FlagDefaultDescription
--locallocal modeRun the eval in the local process
--cloudRun the registered suite in Daita cloud
--suite <name>Select a cloud suite by name
--case <id>Run one case. May be provided multiple times
--failedRerun cases that failed in the latest artifact report
--runs <count>config valueOverride the run count for selected cases
--format <format>prettyOutput format: pretty, json, markdown, or junit
--output-dir <path>config valueArtifact output directory
--record-baselineRecord this run as the baseline
--compare-baselineCompare this run against the configured or default baseline
--baseline <path>Baseline path to compare against
--include-tool-outputsInclude tool outputs in artifacts and judge inputs
--no-artifactsDo not write local eval artifacts
--judge-provider <name>config valueOverride configured judge providers
--judge-model <name>config valueOverride configured judge models
--judge-api-key <key>config valueOverride configured judge API keys
--no-judgesDisable all LLM judge expectations for the run
--timeout <seconds>900Cloud eval polling timeout

Examples:

bash
# Run the starter eval locally
daita eval evals/starter-agent.yaml
 
# Run a single case twice and print JSON
daita eval evals/starter-agent.yaml --case greeting --runs 2 --format json
 
# Rerun the last failed cases
daita eval evals/starter-agent.yaml --failed
 
# Run a deployed cloud suite by config path
daita eval evals/starter-agent.yaml --cloud
 
# Run a deployed cloud suite by name
daita eval --cloud --suite starter-agent-evals

#Eval configs

daita init creates an evals/ directory and a starter eval config. Eval configs are designed to live with your project source so they can be reviewed, versioned, and deployed alongside the agents they test.

text
my-project/
├── agents/
├── workflows/
├── skills/
├── evals/
│   └── starter-agent.yaml
└── daita-project.yaml

When you run daita push, eval configs are included in the project package and registered with the hosted eval API. The dashboard and cloud commands can then list those suites and run them against the active deployment.

#Cloud evals

Cloud eval commands use the production Daita API and require DAITA_API_KEY. There is no --environment flag; hosted evals run against the production environment.

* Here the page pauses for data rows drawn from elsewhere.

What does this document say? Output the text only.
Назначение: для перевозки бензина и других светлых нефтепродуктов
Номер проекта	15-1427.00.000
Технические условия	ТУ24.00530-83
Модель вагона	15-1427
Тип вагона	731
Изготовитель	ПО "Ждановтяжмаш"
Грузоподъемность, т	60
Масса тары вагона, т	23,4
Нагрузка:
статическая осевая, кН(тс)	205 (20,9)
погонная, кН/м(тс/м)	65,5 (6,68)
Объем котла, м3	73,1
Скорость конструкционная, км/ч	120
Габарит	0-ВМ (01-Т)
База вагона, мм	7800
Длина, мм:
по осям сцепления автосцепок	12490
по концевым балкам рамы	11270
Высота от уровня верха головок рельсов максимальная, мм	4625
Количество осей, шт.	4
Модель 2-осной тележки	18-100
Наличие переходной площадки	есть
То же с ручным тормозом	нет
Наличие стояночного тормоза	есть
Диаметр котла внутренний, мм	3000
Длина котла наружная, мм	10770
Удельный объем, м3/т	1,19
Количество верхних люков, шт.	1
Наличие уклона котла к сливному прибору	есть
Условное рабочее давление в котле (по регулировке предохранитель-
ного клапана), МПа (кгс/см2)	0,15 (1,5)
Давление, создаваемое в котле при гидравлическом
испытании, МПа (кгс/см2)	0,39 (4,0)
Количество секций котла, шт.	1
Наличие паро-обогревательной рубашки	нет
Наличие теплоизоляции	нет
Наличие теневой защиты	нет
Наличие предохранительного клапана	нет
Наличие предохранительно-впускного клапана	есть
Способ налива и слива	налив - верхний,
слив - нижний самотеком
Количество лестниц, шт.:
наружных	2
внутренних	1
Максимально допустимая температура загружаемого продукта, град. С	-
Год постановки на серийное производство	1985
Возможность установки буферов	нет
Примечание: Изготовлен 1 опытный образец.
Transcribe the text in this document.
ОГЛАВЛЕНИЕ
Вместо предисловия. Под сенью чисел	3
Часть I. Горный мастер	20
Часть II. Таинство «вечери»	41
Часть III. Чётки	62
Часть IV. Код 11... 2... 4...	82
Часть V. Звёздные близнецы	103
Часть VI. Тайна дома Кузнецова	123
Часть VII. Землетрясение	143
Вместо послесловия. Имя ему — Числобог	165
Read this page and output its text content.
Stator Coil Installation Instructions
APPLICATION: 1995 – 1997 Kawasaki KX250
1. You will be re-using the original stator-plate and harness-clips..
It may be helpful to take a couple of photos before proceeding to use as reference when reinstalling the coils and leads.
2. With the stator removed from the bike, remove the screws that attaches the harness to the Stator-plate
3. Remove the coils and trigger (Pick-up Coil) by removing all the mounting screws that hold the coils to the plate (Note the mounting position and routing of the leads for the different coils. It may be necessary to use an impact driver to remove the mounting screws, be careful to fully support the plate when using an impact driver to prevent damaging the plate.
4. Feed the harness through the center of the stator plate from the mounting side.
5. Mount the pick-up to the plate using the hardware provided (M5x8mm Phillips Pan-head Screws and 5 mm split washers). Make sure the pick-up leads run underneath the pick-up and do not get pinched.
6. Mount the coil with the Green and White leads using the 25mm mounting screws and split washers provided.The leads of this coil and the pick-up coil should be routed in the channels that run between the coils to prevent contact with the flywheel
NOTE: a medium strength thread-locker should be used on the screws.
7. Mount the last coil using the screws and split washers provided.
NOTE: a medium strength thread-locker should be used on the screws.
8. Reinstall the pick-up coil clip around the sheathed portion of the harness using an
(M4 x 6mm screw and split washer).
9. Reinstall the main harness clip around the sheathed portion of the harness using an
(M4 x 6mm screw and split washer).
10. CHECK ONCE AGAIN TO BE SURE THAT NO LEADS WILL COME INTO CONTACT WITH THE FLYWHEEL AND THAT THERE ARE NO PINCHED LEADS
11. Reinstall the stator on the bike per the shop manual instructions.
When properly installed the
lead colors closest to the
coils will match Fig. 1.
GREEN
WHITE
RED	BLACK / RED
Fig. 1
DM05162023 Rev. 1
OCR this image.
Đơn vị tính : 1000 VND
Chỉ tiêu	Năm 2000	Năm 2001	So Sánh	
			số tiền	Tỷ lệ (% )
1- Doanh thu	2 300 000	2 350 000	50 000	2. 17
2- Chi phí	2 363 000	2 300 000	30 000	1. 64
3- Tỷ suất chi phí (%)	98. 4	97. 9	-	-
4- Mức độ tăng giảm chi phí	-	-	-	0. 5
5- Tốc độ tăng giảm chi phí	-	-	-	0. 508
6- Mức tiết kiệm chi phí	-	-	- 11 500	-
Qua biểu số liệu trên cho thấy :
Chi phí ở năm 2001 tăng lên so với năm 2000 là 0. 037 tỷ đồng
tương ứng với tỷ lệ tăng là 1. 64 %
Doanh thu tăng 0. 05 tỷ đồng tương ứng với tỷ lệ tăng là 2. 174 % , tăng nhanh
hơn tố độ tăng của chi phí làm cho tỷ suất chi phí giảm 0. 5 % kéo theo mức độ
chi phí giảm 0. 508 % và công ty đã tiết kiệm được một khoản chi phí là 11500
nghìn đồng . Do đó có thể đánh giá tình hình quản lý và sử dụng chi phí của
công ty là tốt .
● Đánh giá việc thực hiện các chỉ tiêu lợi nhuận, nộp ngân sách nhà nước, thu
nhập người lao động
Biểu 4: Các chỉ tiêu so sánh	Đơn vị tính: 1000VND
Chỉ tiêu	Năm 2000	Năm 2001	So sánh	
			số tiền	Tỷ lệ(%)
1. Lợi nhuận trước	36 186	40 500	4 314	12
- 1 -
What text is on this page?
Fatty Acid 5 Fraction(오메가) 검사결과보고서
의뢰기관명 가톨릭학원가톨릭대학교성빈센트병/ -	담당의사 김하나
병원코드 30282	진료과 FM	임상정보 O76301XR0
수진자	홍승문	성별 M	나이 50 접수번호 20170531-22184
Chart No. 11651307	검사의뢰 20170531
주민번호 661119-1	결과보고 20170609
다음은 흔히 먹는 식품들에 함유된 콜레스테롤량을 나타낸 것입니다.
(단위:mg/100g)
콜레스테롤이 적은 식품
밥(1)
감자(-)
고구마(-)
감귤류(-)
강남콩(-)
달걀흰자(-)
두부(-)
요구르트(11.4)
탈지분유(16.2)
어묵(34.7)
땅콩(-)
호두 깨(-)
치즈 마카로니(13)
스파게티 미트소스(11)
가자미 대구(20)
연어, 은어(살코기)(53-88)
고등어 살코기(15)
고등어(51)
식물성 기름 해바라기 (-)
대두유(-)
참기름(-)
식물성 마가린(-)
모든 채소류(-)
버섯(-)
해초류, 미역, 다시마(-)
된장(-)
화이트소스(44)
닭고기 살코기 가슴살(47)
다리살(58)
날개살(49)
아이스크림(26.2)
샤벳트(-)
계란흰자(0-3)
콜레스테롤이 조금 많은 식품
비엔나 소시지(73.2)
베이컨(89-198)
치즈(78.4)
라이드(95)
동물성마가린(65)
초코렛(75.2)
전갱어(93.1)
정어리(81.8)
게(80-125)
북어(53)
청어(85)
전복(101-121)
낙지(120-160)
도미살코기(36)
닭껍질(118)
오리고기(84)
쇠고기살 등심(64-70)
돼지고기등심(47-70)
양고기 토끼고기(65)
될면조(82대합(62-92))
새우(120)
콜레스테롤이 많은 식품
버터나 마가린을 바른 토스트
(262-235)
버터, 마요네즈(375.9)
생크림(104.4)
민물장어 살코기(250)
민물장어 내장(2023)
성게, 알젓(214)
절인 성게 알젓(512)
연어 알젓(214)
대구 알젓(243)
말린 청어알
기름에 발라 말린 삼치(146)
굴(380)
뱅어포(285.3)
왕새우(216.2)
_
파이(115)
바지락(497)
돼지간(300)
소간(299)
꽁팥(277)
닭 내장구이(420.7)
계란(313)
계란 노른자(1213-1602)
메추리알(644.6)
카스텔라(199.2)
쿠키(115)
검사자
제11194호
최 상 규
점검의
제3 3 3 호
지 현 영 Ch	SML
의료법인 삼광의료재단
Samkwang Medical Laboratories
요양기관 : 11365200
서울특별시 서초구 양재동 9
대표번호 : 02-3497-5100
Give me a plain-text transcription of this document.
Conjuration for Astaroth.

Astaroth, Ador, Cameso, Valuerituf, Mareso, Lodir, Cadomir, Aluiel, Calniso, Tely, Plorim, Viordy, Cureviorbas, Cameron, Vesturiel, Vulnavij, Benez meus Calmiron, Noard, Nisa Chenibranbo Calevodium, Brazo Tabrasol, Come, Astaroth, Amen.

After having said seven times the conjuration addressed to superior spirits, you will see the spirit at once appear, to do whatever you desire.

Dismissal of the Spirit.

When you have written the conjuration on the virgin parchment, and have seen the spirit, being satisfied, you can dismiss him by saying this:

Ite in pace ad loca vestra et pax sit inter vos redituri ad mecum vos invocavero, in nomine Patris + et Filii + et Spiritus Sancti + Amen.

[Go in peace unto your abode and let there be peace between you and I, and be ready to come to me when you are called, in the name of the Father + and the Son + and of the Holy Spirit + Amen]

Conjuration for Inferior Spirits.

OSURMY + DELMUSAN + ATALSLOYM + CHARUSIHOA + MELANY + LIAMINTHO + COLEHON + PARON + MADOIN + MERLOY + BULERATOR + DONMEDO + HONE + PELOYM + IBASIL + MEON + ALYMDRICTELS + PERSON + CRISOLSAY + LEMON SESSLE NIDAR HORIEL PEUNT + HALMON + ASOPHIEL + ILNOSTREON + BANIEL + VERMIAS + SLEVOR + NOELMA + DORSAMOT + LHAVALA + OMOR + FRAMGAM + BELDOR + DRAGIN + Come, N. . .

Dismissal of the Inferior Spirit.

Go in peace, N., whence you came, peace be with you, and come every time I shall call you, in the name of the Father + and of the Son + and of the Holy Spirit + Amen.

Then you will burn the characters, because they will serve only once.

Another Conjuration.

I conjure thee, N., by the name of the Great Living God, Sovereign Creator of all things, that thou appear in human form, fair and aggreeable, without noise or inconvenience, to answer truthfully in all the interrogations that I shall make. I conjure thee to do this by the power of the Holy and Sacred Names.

Cloud execution is useful when you want the same infrastructure, secrets, package, and deployment context that your hosted agents use in production. Local execution is better for fast iteration while editing prompts, tools, and expectations.

#eval runs

List and inspect cloud eval run history.

#List runs

bash
daita eval runs

Options:

FlagDefaultDescription
--limit20Number of runs to return
--eval-suite-id <id>Filter by eval suite id
--project-name <name>current projectFilter by project name
--status <status>Filter by run status

#Show a run

bash
daita eval runs show <eval_run_id>

Returns the run summary, including suite name, status, score, duration, artifact location, and timestamps.

#Fetch a report

bash
daita eval runs report <eval_run_id>

Options:

FlagDefaultDescription
--format <format>prettyOutput format: pretty, json, markdown, or junit

The report command fetches the canonical report.json for a run. Use JSON mode for automation or JUnit mode for CI systems that understand test reports.

#eval suites

List and inspect registered cloud eval suites.

#List suites

bash
daita eval suites

Options:

FlagDefaultDescription
--limit20Number of suites to return
--project-name <name>current projectFilter by project name
--agent-name <name>Filter by target agent
--status <status>activeFilter by suite status

#Show a suite

bash
daita eval suites show <eval_suite_id>

Returns the registered suite snapshot, including config path, config hash, target agent or workflow, status, and deployment association.